The activity is a means unto itself. It means there may not be a goal or end in sight. The teacher may or may not be involved in the activity.

Self-motivating

The teachers and students themselves may regard the activity as an own reward.

 

How important play-based learning is

In a world that the children themselves create and nourish to support learning, play is at the front and center of brain development. There are dispositions for learning that may occur in isolation or interplaying such as curiosity, openness, creativity, concentration, resilience and optimism.

Studies show that:

  • Play helps build a better brain
  • Play provides an avenue for active exploration that stimulates and strengthens brain pathways
  • Play increases the flexibility of the brain
  • Play improves the potential for learning later in life
  • Play fosters creativity and imagination
  • Play supports pre-literacy skills
  • Play encourages communication and language skills
  • Play does not only allow children to explore, but also identify and negotiate
  • Play also allows children to take risks and resolve conflicts
  • Play leads to the development of language and memory skills
  • Play leads to the ability to building meaningful relationships
  • Children who engage in active play are able to regulate their behaviors
  • Children who engage in active play have increased feelings of success
  • Play leads to the development of social competence among children
  • Play leads to optimism as the child make own choices
  • Play leads to the development of sense of empathy as the child begins to understand other people's points of view
  • Play can be a stress-reliever when the day becomes too much for the kids to take

Put simply, play and learning are not dichotomous. And play doesn't exist in a vacuum. Children make sense of the world in a very different way. Thus, there is a need to engage all the senses, manipulate materials, engage with peers and work through their thoughts and feelings to better understand the world they're in.

 

How to foster play-based learning

There are several ways to implementing play-based learning.

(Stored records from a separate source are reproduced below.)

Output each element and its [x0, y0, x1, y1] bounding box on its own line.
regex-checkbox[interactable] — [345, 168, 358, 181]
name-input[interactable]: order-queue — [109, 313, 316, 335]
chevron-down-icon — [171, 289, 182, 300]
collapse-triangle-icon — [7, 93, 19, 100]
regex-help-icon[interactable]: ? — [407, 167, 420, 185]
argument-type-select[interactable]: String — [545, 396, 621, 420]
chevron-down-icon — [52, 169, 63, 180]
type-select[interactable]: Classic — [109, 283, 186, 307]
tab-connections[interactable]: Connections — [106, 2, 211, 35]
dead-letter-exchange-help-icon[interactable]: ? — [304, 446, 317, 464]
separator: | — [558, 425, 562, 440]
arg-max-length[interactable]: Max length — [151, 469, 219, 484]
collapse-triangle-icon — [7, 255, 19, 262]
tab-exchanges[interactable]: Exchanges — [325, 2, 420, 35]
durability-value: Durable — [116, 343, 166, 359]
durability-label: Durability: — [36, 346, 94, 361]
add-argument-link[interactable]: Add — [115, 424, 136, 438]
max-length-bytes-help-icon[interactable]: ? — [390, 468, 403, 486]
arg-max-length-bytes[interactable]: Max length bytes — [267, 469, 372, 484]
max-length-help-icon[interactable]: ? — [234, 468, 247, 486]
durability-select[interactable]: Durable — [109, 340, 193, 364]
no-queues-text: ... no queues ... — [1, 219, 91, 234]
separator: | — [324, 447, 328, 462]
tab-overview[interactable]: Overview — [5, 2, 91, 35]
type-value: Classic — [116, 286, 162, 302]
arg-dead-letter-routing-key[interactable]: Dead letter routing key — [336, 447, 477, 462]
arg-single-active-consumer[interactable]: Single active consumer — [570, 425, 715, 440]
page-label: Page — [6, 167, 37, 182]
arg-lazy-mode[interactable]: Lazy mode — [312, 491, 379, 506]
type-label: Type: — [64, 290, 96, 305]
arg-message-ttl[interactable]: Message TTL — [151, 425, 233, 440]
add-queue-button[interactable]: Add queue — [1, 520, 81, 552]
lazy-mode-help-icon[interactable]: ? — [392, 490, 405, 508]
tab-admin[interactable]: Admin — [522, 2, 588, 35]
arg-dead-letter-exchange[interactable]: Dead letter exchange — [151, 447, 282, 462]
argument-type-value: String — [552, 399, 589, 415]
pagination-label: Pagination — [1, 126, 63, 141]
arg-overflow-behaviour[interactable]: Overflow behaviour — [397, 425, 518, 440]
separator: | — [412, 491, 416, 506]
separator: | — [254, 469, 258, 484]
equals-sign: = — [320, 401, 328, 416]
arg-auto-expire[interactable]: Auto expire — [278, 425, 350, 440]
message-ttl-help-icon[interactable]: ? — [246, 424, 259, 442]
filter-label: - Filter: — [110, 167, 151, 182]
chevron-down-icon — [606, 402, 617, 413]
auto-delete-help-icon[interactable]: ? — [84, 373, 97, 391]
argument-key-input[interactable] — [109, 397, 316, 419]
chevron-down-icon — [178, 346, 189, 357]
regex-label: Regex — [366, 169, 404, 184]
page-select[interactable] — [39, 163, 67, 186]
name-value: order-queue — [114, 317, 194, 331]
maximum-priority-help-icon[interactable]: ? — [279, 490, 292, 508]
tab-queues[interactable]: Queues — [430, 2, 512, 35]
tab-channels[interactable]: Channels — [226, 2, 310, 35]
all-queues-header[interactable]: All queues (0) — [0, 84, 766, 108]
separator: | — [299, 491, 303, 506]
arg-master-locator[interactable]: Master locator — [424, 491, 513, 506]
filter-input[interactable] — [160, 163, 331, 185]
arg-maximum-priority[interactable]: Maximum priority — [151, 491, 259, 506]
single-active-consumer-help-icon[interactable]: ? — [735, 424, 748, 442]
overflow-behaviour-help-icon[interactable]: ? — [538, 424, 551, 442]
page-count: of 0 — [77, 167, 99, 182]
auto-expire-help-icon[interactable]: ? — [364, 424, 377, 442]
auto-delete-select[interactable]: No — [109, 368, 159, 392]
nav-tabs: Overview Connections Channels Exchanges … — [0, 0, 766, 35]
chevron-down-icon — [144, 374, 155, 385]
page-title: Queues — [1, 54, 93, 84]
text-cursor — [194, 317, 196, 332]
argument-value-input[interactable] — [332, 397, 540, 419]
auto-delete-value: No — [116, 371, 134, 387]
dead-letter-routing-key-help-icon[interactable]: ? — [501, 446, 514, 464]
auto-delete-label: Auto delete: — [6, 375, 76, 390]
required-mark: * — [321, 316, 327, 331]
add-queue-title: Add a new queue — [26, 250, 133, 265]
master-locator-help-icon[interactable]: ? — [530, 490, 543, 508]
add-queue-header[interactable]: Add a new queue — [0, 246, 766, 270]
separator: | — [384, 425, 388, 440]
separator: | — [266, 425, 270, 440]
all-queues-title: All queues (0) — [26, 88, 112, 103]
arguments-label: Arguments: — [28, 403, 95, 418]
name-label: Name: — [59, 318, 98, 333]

1) A daily schedule inclusive of active indoor or outdoor play

2) Integration of creative expressions, movements or music in lecture

3) A well-planned classroom with fun and educational materials (toys and other props)

Above are just the structured and planned ways of play-based learning. There can be detailed instructions to follow – from cutting strings to drawing flowers and building lego blocks. However, it can still be spontaneous wherein you let the students group together, pick the toys they want and engage from there.

While at it, there are guide questions that may help the teacher in determining whether she is on the right path when it comes to play-based learning.

  • Is it child-centered?
  • Are there enough activities or opportunities for play indoor/outdoor?
  • Can they use the materials provided to discover, engage and grow?
  • Can they use the materials purposefully?
  • Will the activities confuse or frustrate them?
  • Is the setting inviting?
  • Will I be able to build or follow through their passion for learning?

On a side note, the teacher needs to facilitate or observe the activity carefully particularly the unstructured activities. Some plays are not inclusive at all, and thereby could be harmful to other children excluded in the activity. The failure to develop feelings of connectedness may lead to disengagement in learning.

With that said, play can be considered the cornerstone of learning. Play is the language and currency of children. It's geared to their developmental levels. It is in tune with their learning needs. Hence, it builds the foundation for conceptual learning. If at all, it should be integrated into the curriculum, supported by every teacher and encouraged in every classroom.